Le fonds civil, créé en 2001, outre des actifs financiers
liquides, a reçu 15% du capital d'Areva, sur les 79% détenus
par le CEA. Il est alimenté chaque année par le versement
de dividendes. Le fonds militaire reçoit des contributions d'EDF
et d'Areva en contrepartie de leur désengagement des opérations
de démantèlement, tandis que les modalités de la contribution
de l'Etat "restent à définir", indique le CEA.
Sur un panneau syndical,
une note de 2005 de la CFE-CGC rappelle que "vu la complexité
et la durée du projet, nul ne peut être certain de l'exactitude
des devis". Philippe Pradel rétorque qu'après dix
ans d'opérations, les coûts sont tenus, que le niveau de radioactivité
rencontrée est moindre qu'escompté et qu'une marge de 10%
a été prévue pour anticiper les aléas du chantier.
En 2005, la Cour des
comptes estimait que les charges de l'ensemble de l'"aval du cycle nucléaire"
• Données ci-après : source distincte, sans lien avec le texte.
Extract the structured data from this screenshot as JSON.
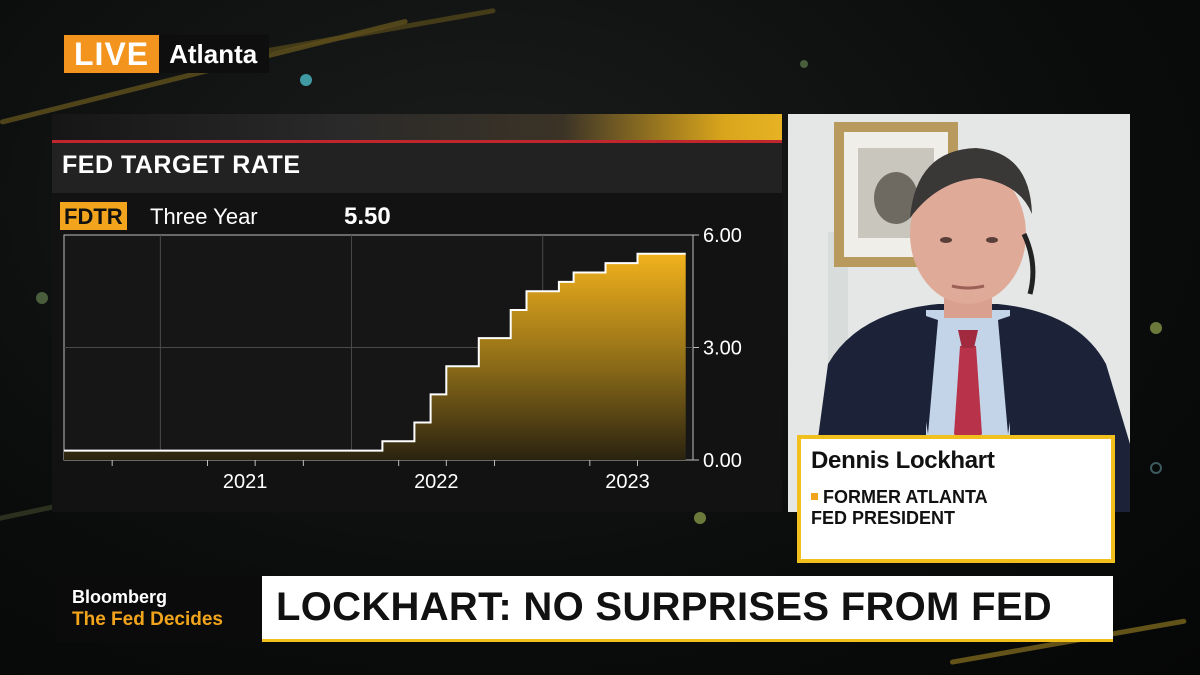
{
  "live_bug": {
    "live_label": "LIVE",
    "location": "Atlanta"
  },
  "chart": {
    "title": "FED TARGET RATE",
    "ticker": "FDTR",
    "range_label": "Three Year",
    "last_value": "5.50"
  },
  "chart_data": {
    "type": "area",
    "title": "FED TARGET RATE",
    "x": [
      "2020-07",
      "2021-01",
      "2021-07",
      "2022-01",
      "2022-03",
      "2022-05",
      "2022-06",
      "2022-07",
      "2022-09",
      "2022-11",
      "2022-12",
      "2023-02",
      "2023-03",
      "2023-05",
      "2023-07",
      "2023-10"
    ],
    "values": [
      0.25,
      0.25,
      0.25,
      0.25,
      0.5,
      1.0,
      1.75,
      2.5,
      3.25,
      4.0,
      4.5,
      4.75,
      5.0,
      5.25,
      5.5,
      5.5
    ],
    "x_tick_labels": [
      "2021",
      "2022",
      "2023"
    ],
    "y_tick_labels": [
      "6.00",
      "3.00",
      "0.00"
    ],
    "ylim": [
      0,
      6
    ],
    "grid": true,
    "series_color": "#f2b21c",
    "line_color": "#ffffff"
  },
  "guest": {
    "name": "Dennis Lockhart",
    "title_line1": "FORMER ATLANTA",
    "title_line2": "FED PRESIDENT"
  },
  "lower_third": {
    "brand": "Bloomberg",
    "show": "The Fed Decides",
    "headline": "LOCKHART: NO SURPRISES FROM FED"
  },
  "colors": {
    "accent_orange": "#f2941e",
    "accent_yellow": "#f2c01c",
    "alert_red": "#c0262d"
  }
}
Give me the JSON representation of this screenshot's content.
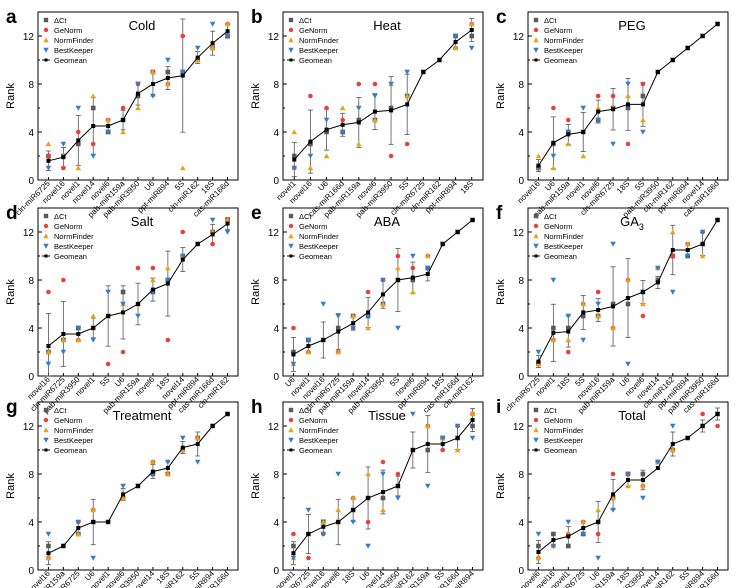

- retraitement et stockage des déchets - représentaient 10%
du coût de production du kWh nucléaire. La loi sur les matières
et déchets radioactifs du 28 juin a institué une Commission
nationale d'évaluation du financement du démantèlement
et de gestion des déchets, chargée de vérifier que
les provisions constituées seront suffisantes. Le décret
d'application n'est pas encore paru.
Hervé Morin
Chronologie
1945: création du Commissariat à
l'énergie atomique (CEA).
1956: construction à Marcoule (Gard)
du premier réacteur nucléaire graphite-gaz français,
G1, assurant la production de plutonium militaire.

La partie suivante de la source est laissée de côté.